Des penseurs et des artistes, en Europe comme au Moyen-Orient, commencent en effet à baliser quelques voies conduisant démocratiquement à ces transformations. Prenant toute la mesure des ressorts et des effets de la «fabrique de la haine», analysée par Charles Kleiber dans son projet de disputes sur les «transformations du monde», les ROO-Mercier exploreront d’un œil attentif et critique différentes transformations possibles, telles:

  • la métamorphose des structures politiques, capables de «mondialiser la démocratie» (Mireille Delmas-Marty (MDM), Eva Maria Belser, Antoine Messarra, Nicolas Levrat)
  • la métamorphose du droit en un «bricolage juridique» évolutif, adapté à ses contextes (MDM); un droit visant par ailleurs à garantir des biens communs supérieurs au droit de la propriété et des souverainetés nationales ( Giraud)
  • une métamorphose anthropologique, ouvrant les esprits à la conscience des interdépendances entre les êtres humains, ainsi qu’entre leurs activités et la nature (MDM, Gaël.Giraud, François Gemenne, Caroline Abu Sa’da)
  • une métamorphose économique, axée autour d’interdépendances inclusives, dont les circuits pourraient engendrer une réelle transition écologique ( Gaël Giraud, Charbel Nahas, Derek Queisser de Stockalper)
  • des métamorphoses guidées par une «boussole des possibles» (MDM), vers un humanisme pluriel, enraciné dans
    • l’art et la culture, ainsi que des dialogues interculturels (M-A. Moratinos, C. Méla)
    • une presse libre, garantissant l’expression de la pluralité des points de vue (Michel Helou, Jean-Marie Etter, Romaine Jean)
    • des bibliothèques pluriculturelles (Dionigi Albera, Ismaël Serageldin, Francesco Piraino, Mohamed Janjar)

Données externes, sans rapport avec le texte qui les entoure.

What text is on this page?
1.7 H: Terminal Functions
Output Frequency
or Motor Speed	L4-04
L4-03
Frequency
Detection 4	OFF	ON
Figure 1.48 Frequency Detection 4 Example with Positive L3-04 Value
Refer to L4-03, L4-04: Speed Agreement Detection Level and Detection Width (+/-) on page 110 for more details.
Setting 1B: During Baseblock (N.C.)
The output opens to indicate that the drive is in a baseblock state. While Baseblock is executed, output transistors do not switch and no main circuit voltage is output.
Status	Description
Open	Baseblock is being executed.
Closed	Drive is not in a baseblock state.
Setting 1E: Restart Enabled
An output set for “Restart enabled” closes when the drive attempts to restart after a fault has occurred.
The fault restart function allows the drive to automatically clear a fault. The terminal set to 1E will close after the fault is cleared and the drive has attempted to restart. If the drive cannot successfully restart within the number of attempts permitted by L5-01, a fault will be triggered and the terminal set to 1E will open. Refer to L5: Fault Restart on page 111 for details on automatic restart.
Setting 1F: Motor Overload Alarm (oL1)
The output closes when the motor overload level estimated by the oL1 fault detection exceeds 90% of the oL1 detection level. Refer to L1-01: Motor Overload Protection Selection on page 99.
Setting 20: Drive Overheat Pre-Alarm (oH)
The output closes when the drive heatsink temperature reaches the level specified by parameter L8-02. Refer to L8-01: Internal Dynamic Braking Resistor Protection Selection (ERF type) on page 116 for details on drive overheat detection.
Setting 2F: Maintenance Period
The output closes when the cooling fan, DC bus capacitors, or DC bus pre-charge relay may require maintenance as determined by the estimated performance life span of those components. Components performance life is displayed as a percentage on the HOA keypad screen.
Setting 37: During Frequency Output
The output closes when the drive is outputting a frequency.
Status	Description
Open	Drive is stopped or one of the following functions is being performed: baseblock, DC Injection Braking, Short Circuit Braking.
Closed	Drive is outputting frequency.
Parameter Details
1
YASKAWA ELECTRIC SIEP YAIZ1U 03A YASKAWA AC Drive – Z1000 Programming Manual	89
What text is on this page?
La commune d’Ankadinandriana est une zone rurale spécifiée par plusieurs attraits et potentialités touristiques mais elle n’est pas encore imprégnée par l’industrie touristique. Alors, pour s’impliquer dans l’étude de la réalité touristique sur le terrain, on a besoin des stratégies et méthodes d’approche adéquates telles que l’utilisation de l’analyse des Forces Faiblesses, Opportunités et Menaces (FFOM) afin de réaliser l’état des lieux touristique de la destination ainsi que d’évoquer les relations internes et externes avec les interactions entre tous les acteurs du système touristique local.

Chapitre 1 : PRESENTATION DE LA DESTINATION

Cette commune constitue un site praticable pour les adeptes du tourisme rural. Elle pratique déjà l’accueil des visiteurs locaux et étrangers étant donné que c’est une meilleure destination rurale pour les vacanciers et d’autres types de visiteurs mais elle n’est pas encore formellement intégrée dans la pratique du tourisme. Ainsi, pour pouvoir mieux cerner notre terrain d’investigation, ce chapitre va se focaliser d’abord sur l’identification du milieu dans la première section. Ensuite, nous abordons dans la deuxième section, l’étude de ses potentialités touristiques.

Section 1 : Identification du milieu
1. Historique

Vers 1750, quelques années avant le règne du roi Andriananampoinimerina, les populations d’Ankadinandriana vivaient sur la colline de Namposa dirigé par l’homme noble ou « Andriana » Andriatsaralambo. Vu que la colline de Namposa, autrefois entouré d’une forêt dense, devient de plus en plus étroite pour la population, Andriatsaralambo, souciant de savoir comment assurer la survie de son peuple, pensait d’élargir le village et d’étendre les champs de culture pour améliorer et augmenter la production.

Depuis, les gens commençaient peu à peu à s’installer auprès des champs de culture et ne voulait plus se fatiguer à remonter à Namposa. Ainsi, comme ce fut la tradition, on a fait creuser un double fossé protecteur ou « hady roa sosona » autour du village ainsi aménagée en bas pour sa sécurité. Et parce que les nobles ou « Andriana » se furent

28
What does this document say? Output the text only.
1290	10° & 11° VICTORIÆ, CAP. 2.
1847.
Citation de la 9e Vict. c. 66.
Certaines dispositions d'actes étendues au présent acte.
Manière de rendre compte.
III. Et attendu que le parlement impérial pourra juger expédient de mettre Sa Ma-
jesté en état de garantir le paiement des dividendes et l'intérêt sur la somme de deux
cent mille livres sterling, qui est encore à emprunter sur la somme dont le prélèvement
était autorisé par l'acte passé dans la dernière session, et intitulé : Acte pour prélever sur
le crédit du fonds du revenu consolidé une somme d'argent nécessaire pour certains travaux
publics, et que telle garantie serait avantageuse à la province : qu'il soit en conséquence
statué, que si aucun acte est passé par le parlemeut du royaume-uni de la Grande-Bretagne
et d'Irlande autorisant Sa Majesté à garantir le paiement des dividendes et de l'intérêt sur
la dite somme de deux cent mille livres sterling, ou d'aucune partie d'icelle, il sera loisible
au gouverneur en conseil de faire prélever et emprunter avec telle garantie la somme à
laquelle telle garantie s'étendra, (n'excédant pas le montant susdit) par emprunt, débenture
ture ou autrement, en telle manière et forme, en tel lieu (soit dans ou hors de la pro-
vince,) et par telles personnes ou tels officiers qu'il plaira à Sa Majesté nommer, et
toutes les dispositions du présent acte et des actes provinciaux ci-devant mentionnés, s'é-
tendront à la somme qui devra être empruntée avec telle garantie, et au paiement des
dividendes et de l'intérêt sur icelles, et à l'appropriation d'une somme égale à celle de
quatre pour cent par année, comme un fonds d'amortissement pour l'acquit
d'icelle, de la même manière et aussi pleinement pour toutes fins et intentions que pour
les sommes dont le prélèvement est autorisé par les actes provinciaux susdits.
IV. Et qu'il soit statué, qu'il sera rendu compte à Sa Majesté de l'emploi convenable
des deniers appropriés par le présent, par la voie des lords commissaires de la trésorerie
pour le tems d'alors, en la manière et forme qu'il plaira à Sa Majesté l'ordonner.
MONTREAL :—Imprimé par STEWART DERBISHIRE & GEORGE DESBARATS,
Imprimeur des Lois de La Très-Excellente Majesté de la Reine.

Les ROO-Mercier exploreront également les voies belligènes ou pacifiques, selon qu’elles parviennent ou non à échapper aux diktats d’une économie envahissant et dénaturant les champs de l’activité humaine, ainsi qu’à canaliser et réguler son fonctionnement. Elles exploreront notamment les ambivalences suivantes:

  • de la diplomatie, dans le conflit syro-russo-irano turc ( Aubin de la Messuzière, M. Ziad, A. Insel, A. Salamatian, R. Jean)
  • de la culture, vecteur ou non d’Humanité et de cohésion sociale? (Jean-Frédéric Jauslin, Irina Bokova)
  • du numérique et des réseaux sociaux (Johan Rochel, Solange Ghernaouti, Leila Delarive)
  • de l’écologie, où les dégâts causés par l’exploitation des ressources naturelles sont devenus si visibles, qu’ils pourraient enfin susciter une peur salutaire, conduisant à gérer intelligemment et pacifiquement:
    • les eaux de la Méditerranée (Olivier Dubuquoy, Fadi Comair et Gérard Ayache )
    • la répartition des eaux des grands fleuves ( Fadi Comair, Laurence Boisson de Chazournes et Gilles Mulhauser)
    • les transitions écologiques par des «lanceurs d’avenir» (Marie-Monique Robin, Aline Tawk, Paul Abi Rached, Raphaël Arlettaz)

Elles consacreront également une journée à l’évolution de la situation démocratique au Maghreb, activée par des voix de femmes et les défenseurs des Droits de l’Homme, avec entre autres : Kamel Daoud, Kamel Djendoubi et Driss El’Yazami

Des voies humanistes, éclairées par ces penseurs restent donc ouvertes et praticables, mais parviendra-t-on à y progresser suffisamment vite pour contenir les explosions de la haine? Sans doute ni partout, ni tout le temps; mais quelles autres voies emprunter, où pouvoir marcher debout? Où pouvoir surtout capter le «petit souffle innommé» chanté par Edouard Glissant et Mireille Delmas Marty, plus puissant que les grands vents du monde, provoquant «l’imprévu, l’inattendu» qui nourrit la confiance d’un Edgar Morin? Ce petit souffle que la culture, humaniste ou populaire – en particulier la musique, qui joue un rôle central au sein des ROO-Mercier – peut permettre d’allumer et d’entretenir, comme l’éclaireront Charles Mela dès l’ouverture des Rencontres, de même que, Jean-Frédéric Jauslin et Irina Bokova à leur terme.